Elizabeth Hopper is a licensed clinical psychologist with a specialization in traumatic stress. She completed a Master of Science degree and Ph.D. in Clinical Psychology at St. Louis University, an internship at the Medical College of Virginia, and a postdoctoral fellowship at the Trauma Center in Boston. Dr. Hopper is an administrator, supervisor, clinician, and member of the Training Faculty at the Trauma Center at Justice Resource Institute, a leading agency in the study and treatment of the psychological impact of exposure to trauma. She is the Project Director of the Metropolitan Boston Complex Trauma Treatment Initiative (MB-CTTI), a mobile service network delivering evidence-based trauma interventions to high-risk and underserved complex trauma-exposed children and youth ages 0-21 living in the Metropolitan Boston region. As part of her anti-trafficking work, she is the Director of Project REACH, a program that serves victims of human trafficking throughout the United States; Director of the New England Coalition Against Trafficking, a regional network of anti-trafficking professionals; and Co-Chair of the Mental Health Council for HEAL Trafficking, a national network of health and public health professionals.
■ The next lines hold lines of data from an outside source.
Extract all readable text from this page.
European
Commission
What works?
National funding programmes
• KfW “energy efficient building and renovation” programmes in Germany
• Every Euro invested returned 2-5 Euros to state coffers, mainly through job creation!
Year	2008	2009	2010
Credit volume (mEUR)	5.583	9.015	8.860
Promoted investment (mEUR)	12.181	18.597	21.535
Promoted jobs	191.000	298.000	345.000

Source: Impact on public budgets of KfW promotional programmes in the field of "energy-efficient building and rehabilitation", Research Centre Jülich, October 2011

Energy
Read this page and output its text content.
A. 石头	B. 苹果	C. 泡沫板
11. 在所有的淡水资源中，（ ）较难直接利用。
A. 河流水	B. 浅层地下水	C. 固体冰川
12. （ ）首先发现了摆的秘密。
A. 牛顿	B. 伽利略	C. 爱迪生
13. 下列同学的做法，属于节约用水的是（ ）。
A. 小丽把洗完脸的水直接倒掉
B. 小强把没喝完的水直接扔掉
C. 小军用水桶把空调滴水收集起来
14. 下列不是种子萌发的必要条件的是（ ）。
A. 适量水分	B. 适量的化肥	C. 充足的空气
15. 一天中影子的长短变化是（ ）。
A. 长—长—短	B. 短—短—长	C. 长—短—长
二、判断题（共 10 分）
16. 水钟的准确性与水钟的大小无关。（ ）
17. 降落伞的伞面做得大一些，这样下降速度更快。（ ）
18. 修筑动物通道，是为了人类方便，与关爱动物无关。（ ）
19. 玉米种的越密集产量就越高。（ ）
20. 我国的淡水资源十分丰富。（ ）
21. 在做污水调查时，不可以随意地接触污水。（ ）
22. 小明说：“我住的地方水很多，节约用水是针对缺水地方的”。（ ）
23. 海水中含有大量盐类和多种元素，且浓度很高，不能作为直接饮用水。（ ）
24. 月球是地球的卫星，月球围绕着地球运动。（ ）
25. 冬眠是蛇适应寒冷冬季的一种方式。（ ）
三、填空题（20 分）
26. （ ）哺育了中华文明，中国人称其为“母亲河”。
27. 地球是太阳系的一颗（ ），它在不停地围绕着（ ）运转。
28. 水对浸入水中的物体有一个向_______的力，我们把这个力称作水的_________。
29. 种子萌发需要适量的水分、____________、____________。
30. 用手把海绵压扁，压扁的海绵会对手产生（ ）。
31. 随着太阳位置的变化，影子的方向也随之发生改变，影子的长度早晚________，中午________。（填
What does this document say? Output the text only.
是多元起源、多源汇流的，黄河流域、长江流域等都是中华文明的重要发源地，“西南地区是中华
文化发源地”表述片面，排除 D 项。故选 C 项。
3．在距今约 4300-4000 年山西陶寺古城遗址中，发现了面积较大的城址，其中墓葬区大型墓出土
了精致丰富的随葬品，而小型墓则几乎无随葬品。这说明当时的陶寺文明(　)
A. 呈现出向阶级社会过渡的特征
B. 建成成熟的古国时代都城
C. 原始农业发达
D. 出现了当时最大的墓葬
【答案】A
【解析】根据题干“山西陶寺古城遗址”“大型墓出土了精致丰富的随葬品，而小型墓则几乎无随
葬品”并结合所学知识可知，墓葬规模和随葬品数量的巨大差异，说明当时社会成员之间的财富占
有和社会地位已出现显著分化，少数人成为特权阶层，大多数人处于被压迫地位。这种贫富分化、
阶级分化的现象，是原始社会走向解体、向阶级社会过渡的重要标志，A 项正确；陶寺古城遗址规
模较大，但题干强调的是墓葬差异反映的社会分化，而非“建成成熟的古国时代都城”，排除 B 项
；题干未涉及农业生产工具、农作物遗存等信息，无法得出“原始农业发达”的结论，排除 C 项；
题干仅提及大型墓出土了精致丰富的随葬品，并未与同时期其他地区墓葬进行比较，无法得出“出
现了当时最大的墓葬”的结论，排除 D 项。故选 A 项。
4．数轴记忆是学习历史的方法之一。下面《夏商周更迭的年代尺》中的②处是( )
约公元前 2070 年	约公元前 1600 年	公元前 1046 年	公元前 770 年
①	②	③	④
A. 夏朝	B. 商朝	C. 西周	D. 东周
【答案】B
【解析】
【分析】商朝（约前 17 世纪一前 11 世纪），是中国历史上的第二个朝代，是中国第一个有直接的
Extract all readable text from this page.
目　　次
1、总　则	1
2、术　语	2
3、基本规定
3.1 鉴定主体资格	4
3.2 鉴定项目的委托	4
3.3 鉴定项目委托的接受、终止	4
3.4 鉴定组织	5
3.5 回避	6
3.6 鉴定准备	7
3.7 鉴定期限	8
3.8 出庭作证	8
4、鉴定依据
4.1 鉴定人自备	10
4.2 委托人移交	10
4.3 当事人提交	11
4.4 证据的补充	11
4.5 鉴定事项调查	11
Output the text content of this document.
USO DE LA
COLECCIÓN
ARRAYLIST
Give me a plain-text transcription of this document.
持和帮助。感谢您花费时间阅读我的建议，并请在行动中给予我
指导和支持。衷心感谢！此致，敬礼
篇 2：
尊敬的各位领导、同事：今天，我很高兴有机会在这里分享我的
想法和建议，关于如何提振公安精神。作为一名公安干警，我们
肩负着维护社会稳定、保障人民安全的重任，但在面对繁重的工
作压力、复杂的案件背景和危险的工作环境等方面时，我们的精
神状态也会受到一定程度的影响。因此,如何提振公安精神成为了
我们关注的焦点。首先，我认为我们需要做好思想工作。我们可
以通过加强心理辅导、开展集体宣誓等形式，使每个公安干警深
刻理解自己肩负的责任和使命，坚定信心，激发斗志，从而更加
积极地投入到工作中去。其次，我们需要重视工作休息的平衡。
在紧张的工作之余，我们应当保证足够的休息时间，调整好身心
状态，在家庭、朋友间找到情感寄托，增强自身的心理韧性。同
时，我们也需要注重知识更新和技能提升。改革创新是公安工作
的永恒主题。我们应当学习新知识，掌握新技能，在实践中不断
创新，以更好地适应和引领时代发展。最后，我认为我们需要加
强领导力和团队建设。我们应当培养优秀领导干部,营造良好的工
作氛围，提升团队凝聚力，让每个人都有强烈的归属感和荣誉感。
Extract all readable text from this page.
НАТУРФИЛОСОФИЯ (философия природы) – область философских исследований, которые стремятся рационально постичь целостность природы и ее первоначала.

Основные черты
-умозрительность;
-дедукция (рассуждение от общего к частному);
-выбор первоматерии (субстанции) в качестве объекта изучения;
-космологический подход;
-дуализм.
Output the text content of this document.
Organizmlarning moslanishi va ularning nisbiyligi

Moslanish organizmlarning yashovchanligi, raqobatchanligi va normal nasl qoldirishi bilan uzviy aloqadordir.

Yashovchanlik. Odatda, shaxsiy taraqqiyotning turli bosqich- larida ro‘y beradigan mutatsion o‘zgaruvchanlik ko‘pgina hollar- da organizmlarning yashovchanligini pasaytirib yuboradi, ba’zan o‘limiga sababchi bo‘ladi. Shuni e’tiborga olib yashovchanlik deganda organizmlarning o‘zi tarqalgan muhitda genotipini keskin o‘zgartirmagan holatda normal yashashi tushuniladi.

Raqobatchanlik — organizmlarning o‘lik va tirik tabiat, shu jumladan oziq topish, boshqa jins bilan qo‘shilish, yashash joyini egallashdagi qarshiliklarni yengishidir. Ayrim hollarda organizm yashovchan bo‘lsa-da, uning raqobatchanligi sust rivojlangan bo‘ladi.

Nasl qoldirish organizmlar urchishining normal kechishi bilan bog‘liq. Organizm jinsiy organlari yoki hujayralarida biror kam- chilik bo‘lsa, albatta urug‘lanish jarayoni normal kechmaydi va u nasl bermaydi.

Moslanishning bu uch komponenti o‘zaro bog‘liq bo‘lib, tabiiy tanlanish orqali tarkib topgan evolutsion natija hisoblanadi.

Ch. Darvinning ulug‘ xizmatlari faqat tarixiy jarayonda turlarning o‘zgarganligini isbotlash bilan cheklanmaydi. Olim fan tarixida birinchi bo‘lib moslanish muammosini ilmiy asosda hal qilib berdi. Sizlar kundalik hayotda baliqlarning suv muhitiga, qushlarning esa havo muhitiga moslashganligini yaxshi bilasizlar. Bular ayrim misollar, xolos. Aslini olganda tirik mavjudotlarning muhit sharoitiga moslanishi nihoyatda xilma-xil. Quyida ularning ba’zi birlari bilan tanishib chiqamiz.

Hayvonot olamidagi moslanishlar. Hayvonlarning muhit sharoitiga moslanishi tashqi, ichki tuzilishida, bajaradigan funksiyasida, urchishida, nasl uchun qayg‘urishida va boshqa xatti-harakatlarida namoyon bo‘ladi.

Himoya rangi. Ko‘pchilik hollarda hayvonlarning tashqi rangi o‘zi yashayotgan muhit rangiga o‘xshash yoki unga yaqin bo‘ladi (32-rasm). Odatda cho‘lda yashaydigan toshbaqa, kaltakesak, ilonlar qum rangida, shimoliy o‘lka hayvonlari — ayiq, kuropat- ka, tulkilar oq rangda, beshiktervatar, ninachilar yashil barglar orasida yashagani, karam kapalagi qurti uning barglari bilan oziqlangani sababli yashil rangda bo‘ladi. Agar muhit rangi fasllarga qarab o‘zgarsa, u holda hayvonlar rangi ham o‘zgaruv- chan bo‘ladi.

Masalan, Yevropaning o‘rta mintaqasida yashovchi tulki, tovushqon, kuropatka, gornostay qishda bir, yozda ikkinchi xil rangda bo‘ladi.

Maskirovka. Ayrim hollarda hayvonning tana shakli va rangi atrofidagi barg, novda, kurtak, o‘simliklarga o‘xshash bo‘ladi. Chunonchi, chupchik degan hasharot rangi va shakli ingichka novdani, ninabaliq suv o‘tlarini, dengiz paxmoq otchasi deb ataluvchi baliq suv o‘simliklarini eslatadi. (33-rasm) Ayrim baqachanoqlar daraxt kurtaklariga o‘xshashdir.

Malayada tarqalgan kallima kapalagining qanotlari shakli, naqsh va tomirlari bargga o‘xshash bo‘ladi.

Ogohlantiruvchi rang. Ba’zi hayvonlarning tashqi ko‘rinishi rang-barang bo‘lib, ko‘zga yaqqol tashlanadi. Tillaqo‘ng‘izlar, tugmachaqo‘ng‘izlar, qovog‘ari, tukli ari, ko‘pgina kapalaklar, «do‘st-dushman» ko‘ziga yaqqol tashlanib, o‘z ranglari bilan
Dr. Hopper is the co-author of two books that address body-oriented intervention, including Treating Adult Survivors of Childhood Emotional Abuse and Neglect: Component-Based Psychotherapy, which presents a complex trauma treatment framework for adults, and Overcoming Trauma Through Yoga: Reclaiming Your Body, a book that introduces yoga as a body-based intervention for trauma. She has written numerous scholarly articles and book chapters on complex trauma, trauma-informed care, homelessness, and human trafficking and is on the editorial review boards of several professional journals. She has a strong interest in integration across treatment models and in interventions that can be individually adapted. She has collaborated with numerous agencies and organizations in developing trauma-informed care systems.